『黄色い涙』:2007、日本

戦争が終わった時、村岡栄介は8歳だった。全てを失った栄介を救ってくれたのは漫画だった。1963年、晩春。大宮駅。彼は白衣を来た 小説家志望の若者・向井竜三と一緒にいた。栄介の母・きぬは癌に侵されていたが、郷里の富山から東京の病院に来るのを嫌がっていた。 そこで栄介は「日東大学病院から医者が迎えに来る」と説明し、母が東京に来るよう説得したのだ。
赤羽駅には、歌手志望の井上章一と画家の卵・下川圭が白衣姿で待機している。列車が大宮駅に到着し、栄介と竜三は乗り込んだ。栄介の 妹・康子に付き添われ、きぬは列車に乗っていた。栄介は竜三をインターンの先生だと紹介した。章一と圭は赤羽駅の駅員に「入院患者を 搬送する」と説明した。きぬが走り出した車内で苦しみ出し、竜三は焦った。

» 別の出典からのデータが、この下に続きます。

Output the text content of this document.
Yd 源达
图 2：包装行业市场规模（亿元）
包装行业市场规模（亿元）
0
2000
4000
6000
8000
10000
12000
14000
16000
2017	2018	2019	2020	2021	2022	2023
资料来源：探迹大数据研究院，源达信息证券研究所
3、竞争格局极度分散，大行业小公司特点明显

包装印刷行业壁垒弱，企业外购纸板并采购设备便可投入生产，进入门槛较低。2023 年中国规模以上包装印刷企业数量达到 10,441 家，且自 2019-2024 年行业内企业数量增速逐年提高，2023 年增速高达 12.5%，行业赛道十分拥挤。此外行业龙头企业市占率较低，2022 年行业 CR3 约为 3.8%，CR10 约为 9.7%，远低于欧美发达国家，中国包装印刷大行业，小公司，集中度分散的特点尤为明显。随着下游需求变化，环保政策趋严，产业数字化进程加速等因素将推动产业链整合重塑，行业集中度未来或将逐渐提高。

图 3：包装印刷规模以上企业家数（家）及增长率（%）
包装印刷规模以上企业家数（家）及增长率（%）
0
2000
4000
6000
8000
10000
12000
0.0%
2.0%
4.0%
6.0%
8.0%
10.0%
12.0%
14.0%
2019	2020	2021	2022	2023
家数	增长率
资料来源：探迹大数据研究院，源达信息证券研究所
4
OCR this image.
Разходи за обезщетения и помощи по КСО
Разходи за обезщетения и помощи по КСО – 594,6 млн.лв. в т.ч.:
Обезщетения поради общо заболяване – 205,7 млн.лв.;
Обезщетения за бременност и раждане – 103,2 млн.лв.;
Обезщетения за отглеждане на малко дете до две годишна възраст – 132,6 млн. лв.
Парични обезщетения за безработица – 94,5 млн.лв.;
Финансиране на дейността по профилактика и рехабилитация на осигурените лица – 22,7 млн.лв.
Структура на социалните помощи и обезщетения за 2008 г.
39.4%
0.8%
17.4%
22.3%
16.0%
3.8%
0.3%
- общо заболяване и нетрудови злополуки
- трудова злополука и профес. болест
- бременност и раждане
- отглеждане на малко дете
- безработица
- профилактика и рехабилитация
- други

列車は赤羽駅に到着し、きぬは栄介たち4人も乗り込んだ消防庁の車で日東大学病院へと無事に搬送された。阿佐ヶ谷駅の近くにある 大衆食堂「さかえや」で、栄介は3人にバイト代2千円を支払った。その店で圭が無銭飲食しようとした時、栄介が金を立て替えて今回の 計画に引き擦り込んだ。竜三に声を掛けたのは、喫茶店『SHIP』で求人広告をメモしていたのを見掛けたからだ。

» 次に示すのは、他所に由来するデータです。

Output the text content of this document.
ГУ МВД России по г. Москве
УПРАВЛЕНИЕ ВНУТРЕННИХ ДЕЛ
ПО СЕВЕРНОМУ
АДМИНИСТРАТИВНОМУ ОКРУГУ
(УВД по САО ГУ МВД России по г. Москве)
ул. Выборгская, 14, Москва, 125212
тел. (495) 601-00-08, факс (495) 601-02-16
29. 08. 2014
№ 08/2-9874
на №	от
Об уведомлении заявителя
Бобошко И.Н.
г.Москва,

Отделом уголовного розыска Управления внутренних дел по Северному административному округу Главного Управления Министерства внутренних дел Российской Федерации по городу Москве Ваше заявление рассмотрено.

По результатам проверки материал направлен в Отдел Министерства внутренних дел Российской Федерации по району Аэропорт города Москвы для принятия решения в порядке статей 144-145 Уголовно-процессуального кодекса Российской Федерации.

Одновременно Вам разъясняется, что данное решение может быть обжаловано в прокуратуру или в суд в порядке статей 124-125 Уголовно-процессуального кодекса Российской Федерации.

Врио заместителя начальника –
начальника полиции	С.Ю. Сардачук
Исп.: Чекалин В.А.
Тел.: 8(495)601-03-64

4人は天丼を食べて、店を出ることにした。章一は店の娘・時江に、歌は諦めないが、故郷の北海道へ帰ることを告げた。「また戻って きて。私、待ってる」と、時江は名残惜しそうに告げた。店の外で4人が別れの挨拶を交わしていると、米屋で働く若者・勝間田祐二が やって来た。「汽車の中で食べてくれ」と、彼はおにぎりを章一に渡した。栄介を残して、4人は去って行った。
二ヶ月後、栄介は東京ブック社にギャング漫画の原稿を持ち込んだ。編集長の反応は「生温いなあ。まあ、こんなもんか」と芳しくないが、 作品は受け取った。編集著は栄介に原稿料を渡し、「梶川先生がアンタの絵を誉めてたよ」と言う。梶川は大物の漫画原作者だ。彼は 「梶川先生のアクション物の脚本があるからやってみないか、アシスタント志望の奴がいるから手伝わせる」と持ち掛けるが、栄介は 「こういうのは、もう」と断った。編集長は「これからの読者が求めるのはスリル、スピード、セックスの3Sだ。いつまでも叙情作家 気取りでいるんじゃないっつーの」と告げた。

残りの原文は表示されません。